Saturday, 12 February 2011


Last Wednesday I went for a midnight walk along the shingle beaches of the Estuary. It had been a beastly day, cold, cloudy, damp, but the night was warm and pleasant. Everywhere there was cloud except over the Estuary. Even out at sea it was cloudy but over the Estuary there was a circle of clear sky. Above Exeter was low cloud and the lights of the city were reflected by the cloud bank which glowed golden. In the circle of light over the river the stars shone brightly. Orion dominated. There was a moon, at its first quarter. There was a planet, Jupiter?, to the South. Orion was not lying up and down the Estuary as in my scurrilous verses. He was lying aslant, across the water, his head towards the East.

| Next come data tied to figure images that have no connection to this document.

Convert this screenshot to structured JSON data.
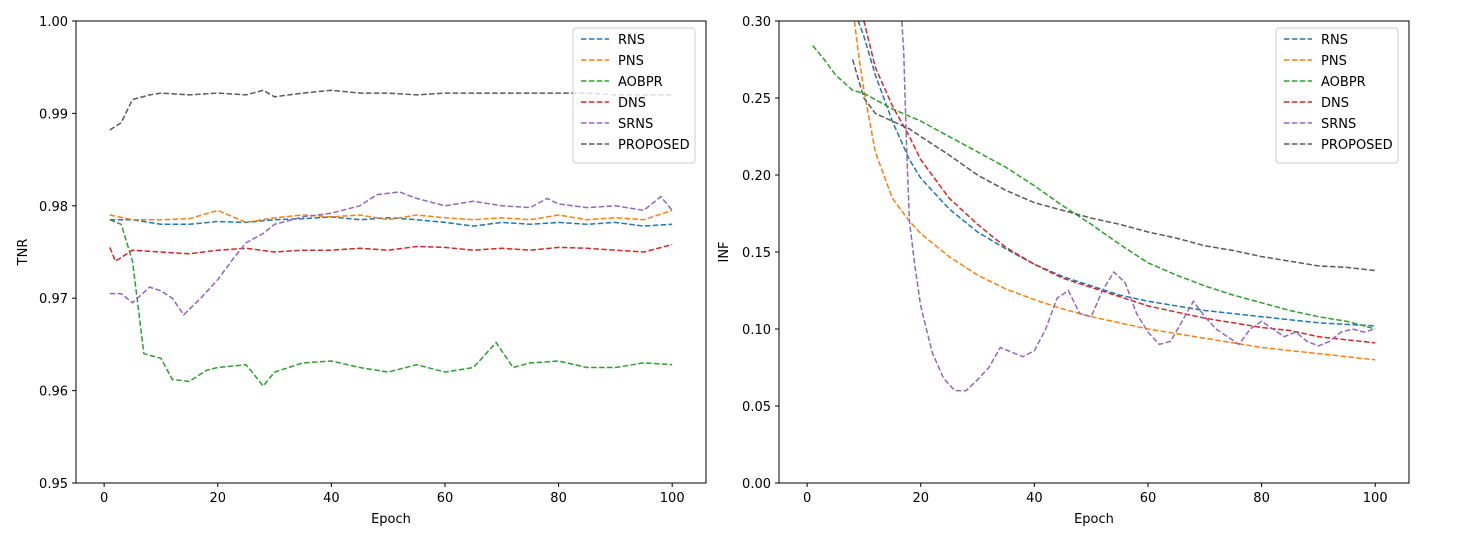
{
  "chart_data": [
    {
      "type": "line",
      "title": "",
      "xlabel": "Epoch",
      "ylabel": "TNR",
      "xlim": [
        -4.95,
        105.95
      ],
      "ylim": [
        0.95,
        1.0
      ],
      "xticks": [
        0,
        20,
        40,
        60,
        80,
        100
      ],
      "yticks": [
        0.95,
        0.96,
        0.97,
        0.98,
        0.99,
        1.0
      ],
      "xtick_labels": [
        "0",
        "20",
        "40",
        "60",
        "80",
        "100"
      ],
      "ytick_labels": [
        "0.95",
        "0.96",
        "0.97",
        "0.98",
        "0.99",
        "1.00"
      ],
      "grid": false,
      "legend_position": "top-right",
      "series": [
        {
          "name": "RNS",
          "color": "#1f77b4",
          "x": [
            1,
            5,
            10,
            15,
            20,
            25,
            30,
            35,
            40,
            45,
            50,
            55,
            60,
            65,
            70,
            75,
            80,
            85,
            90,
            95,
            100
          ],
          "values": [
            0.9785,
            0.9785,
            0.978,
            0.978,
            0.9783,
            0.9782,
            0.9785,
            0.9786,
            0.9788,
            0.9785,
            0.9787,
            0.9785,
            0.9782,
            0.9778,
            0.9782,
            0.978,
            0.9782,
            0.978,
            0.9782,
            0.9778,
            0.978
          ]
        },
        {
          "name": "PNS",
          "color": "#ff7f0e",
          "x": [
            1,
            5,
            10,
            15,
            20,
            25,
            30,
            35,
            40,
            45,
            50,
            55,
            60,
            65,
            70,
            75,
            80,
            85,
            90,
            95,
            100
          ],
          "values": [
            0.979,
            0.9785,
            0.9785,
            0.9786,
            0.9795,
            0.9782,
            0.9787,
            0.979,
            0.9788,
            0.979,
            0.9785,
            0.979,
            0.9787,
            0.9785,
            0.9787,
            0.9785,
            0.979,
            0.9785,
            0.9787,
            0.9785,
            0.9795
          ]
        },
        {
          "name": "AOBPR",
          "color": "#2ca02c",
          "x": [
            1,
            3,
            5,
            7,
            10,
            12,
            15,
            18,
            20,
            25,
            28,
            30,
            35,
            40,
            45,
            50,
            55,
            60,
            65,
            69,
            72,
            75,
            80,
            85,
            90,
            95,
            100
          ],
          "values": [
            0.9785,
            0.978,
            0.974,
            0.964,
            0.9635,
            0.9612,
            0.961,
            0.9622,
            0.9625,
            0.9628,
            0.9605,
            0.962,
            0.963,
            0.9632,
            0.9625,
            0.962,
            0.9628,
            0.962,
            0.9625,
            0.9652,
            0.9625,
            0.963,
            0.9632,
            0.9625,
            0.9625,
            0.963,
            0.9628
          ]
        },
        {
          "name": "DNS",
          "color": "#d62728",
          "x": [
            1,
            2,
            5,
            10,
            15,
            20,
            25,
            30,
            35,
            40,
            45,
            50,
            55,
            60,
            65,
            70,
            75,
            80,
            85,
            90,
            95,
            100
          ],
          "values": [
            0.9755,
            0.974,
            0.9752,
            0.975,
            0.9748,
            0.9752,
            0.9754,
            0.975,
            0.9752,
            0.9752,
            0.9754,
            0.9752,
            0.9756,
            0.9755,
            0.9752,
            0.9754,
            0.9752,
            0.9755,
            0.9754,
            0.9752,
            0.975,
            0.9758
          ]
        },
        {
          "name": "SRNS",
          "color": "#9467bd",
          "x": [
            1,
            3,
            5,
            8,
            10,
            12,
            14,
            17,
            20,
            23,
            25,
            28,
            30,
            35,
            40,
            45,
            48,
            52,
            55,
            60,
            65,
            70,
            75,
            78,
            80,
            85,
            90,
            95,
            98,
            100
          ],
          "values": [
            0.9705,
            0.9705,
            0.9695,
            0.9712,
            0.9708,
            0.97,
            0.9682,
            0.97,
            0.972,
            0.9745,
            0.976,
            0.977,
            0.978,
            0.9788,
            0.9792,
            0.98,
            0.9812,
            0.9815,
            0.9808,
            0.98,
            0.9805,
            0.98,
            0.9798,
            0.9808,
            0.9802,
            0.9798,
            0.98,
            0.9795,
            0.981,
            0.9795
          ]
        },
        {
          "name": "PROPOSED",
          "color": "#5a5a5a",
          "x": [
            1,
            3,
            5,
            8,
            10,
            15,
            20,
            25,
            28,
            30,
            35,
            40,
            45,
            50,
            55,
            60,
            65,
            70,
            75,
            80,
            85,
            90,
            95,
            100
          ],
          "values": [
            0.9882,
            0.989,
            0.9915,
            0.992,
            0.9922,
            0.992,
            0.9922,
            0.992,
            0.9925,
            0.9918,
            0.9922,
            0.9925,
            0.9922,
            0.9922,
            0.992,
            0.9922,
            0.9922,
            0.9922,
            0.9922,
            0.9922,
            0.9922,
            0.992,
            0.992,
            0.992
          ]
        }
      ]
    },
    {
      "type": "line",
      "title": "",
      "xlabel": "Epoch",
      "ylabel": "INF",
      "xlim": [
        -4.95,
        105.95
      ],
      "ylim": [
        0.0,
        0.3
      ],
      "xticks": [
        0,
        20,
        40,
        60,
        80,
        100
      ],
      "yticks": [
        0.0,
        0.05,
        0.1,
        0.15,
        0.2,
        0.25,
        0.3
      ],
      "xtick_labels": [
        "0",
        "20",
        "40",
        "60",
        "80",
        "100"
      ],
      "ytick_labels": [
        "0.00",
        "0.05",
        "0.10",
        "0.15",
        "0.20",
        "0.25",
        "0.30"
      ],
      "grid": false,
      "legend_position": "top-right",
      "series": [
        {
          "name": "RNS",
          "color": "#1f77b4",
          "x": [
            8,
            10,
            12,
            15,
            18,
            20,
            25,
            30,
            35,
            40,
            45,
            50,
            55,
            60,
            65,
            70,
            75,
            80,
            85,
            90,
            95,
            100
          ],
          "values": [
            0.31,
            0.29,
            0.265,
            0.235,
            0.21,
            0.198,
            0.178,
            0.163,
            0.152,
            0.142,
            0.134,
            0.128,
            0.122,
            0.118,
            0.115,
            0.112,
            0.11,
            0.108,
            0.106,
            0.104,
            0.103,
            0.102
          ]
        },
        {
          "name": "PNS",
          "color": "#ff7f0e",
          "x": [
            8,
            9,
            10,
            12,
            15,
            18,
            20,
            25,
            30,
            35,
            40,
            45,
            50,
            55,
            60,
            65,
            70,
            75,
            80,
            85,
            90,
            95,
            100
          ],
          "values": [
            0.31,
            0.28,
            0.255,
            0.215,
            0.185,
            0.17,
            0.162,
            0.147,
            0.135,
            0.126,
            0.119,
            0.113,
            0.108,
            0.104,
            0.1,
            0.097,
            0.094,
            0.091,
            0.088,
            0.086,
            0.084,
            0.082,
            0.08
          ]
        },
        {
          "name": "AOBPR",
          "color": "#2ca02c",
          "x": [
            1,
            3,
            5,
            8,
            10,
            15,
            20,
            25,
            30,
            35,
            40,
            45,
            50,
            55,
            60,
            65,
            70,
            75,
            80,
            85,
            90,
            95,
            100
          ],
          "values": [
            0.284,
            0.275,
            0.265,
            0.255,
            0.253,
            0.243,
            0.235,
            0.225,
            0.215,
            0.205,
            0.193,
            0.18,
            0.168,
            0.155,
            0.143,
            0.135,
            0.128,
            0.122,
            0.117,
            0.112,
            0.108,
            0.105,
            0.1
          ]
        },
        {
          "name": "DNS",
          "color": "#d62728",
          "x": [
            9,
            10,
            12,
            15,
            18,
            20,
            25,
            30,
            35,
            40,
            45,
            50,
            55,
            60,
            65,
            70,
            75,
            80,
            85,
            90,
            95,
            100
          ],
          "values": [
            0.31,
            0.3,
            0.27,
            0.245,
            0.225,
            0.21,
            0.185,
            0.168,
            0.153,
            0.142,
            0.133,
            0.127,
            0.121,
            0.115,
            0.111,
            0.107,
            0.104,
            0.101,
            0.099,
            0.095,
            0.093,
            0.091
          ]
        },
        {
          "name": "SRNS",
          "color": "#9467bd",
          "x": [
            16.5,
            17,
            17.5,
            18,
            19,
            20,
            22,
            24,
            26,
            28,
            30,
            32,
            34,
            36,
            38,
            40,
            42,
            44,
            46,
            48,
            50,
            52,
            54,
            56,
            58,
            60,
            62,
            64,
            66,
            68,
            70,
            72,
            74,
            76,
            78,
            80,
            82,
            84,
            86,
            88,
            90,
            92,
            94,
            96,
            98,
            100
          ],
          "values": [
            0.31,
            0.28,
            0.22,
            0.17,
            0.14,
            0.115,
            0.085,
            0.068,
            0.06,
            0.06,
            0.067,
            0.075,
            0.088,
            0.085,
            0.082,
            0.086,
            0.1,
            0.12,
            0.125,
            0.11,
            0.108,
            0.125,
            0.137,
            0.13,
            0.11,
            0.098,
            0.09,
            0.092,
            0.105,
            0.118,
            0.108,
            0.1,
            0.095,
            0.09,
            0.1,
            0.105,
            0.1,
            0.095,
            0.098,
            0.092,
            0.089,
            0.092,
            0.098,
            0.1,
            0.098,
            0.1
          ]
        },
        {
          "name": "PROPOSED",
          "color": "#5a5a5a",
          "x": [
            8,
            10,
            12,
            15,
            18,
            20,
            25,
            30,
            35,
            40,
            45,
            50,
            55,
            60,
            65,
            70,
            75,
            80,
            85,
            90,
            95,
            100
          ],
          "values": [
            0.275,
            0.25,
            0.24,
            0.235,
            0.23,
            0.225,
            0.213,
            0.2,
            0.19,
            0.182,
            0.177,
            0.172,
            0.168,
            0.163,
            0.159,
            0.154,
            0.151,
            0.147,
            0.144,
            0.141,
            0.14,
            0.138
          ]
        }
      ]
    }
  ]
}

This clear sky over the Estuary is such a regular phenomenon there must be some reason for it. Day and night it occurs and sometimes the pattern of cloud and clear seems to mirror the geography of the coastline. For this reason the Estuary is often a grand place from which to gaze at stars. For another reason too! There is a lot written these days about light pollution. There is too much light and we do not see the stars. The Estuary, however, a mile wide and many miles long bestows a dark sky to all who care to look. The stars shine brighter . The moon and the planets shine brighter. One is never nearer the night sky than when one is in a small boat, without lights, in the middle of the Estuary.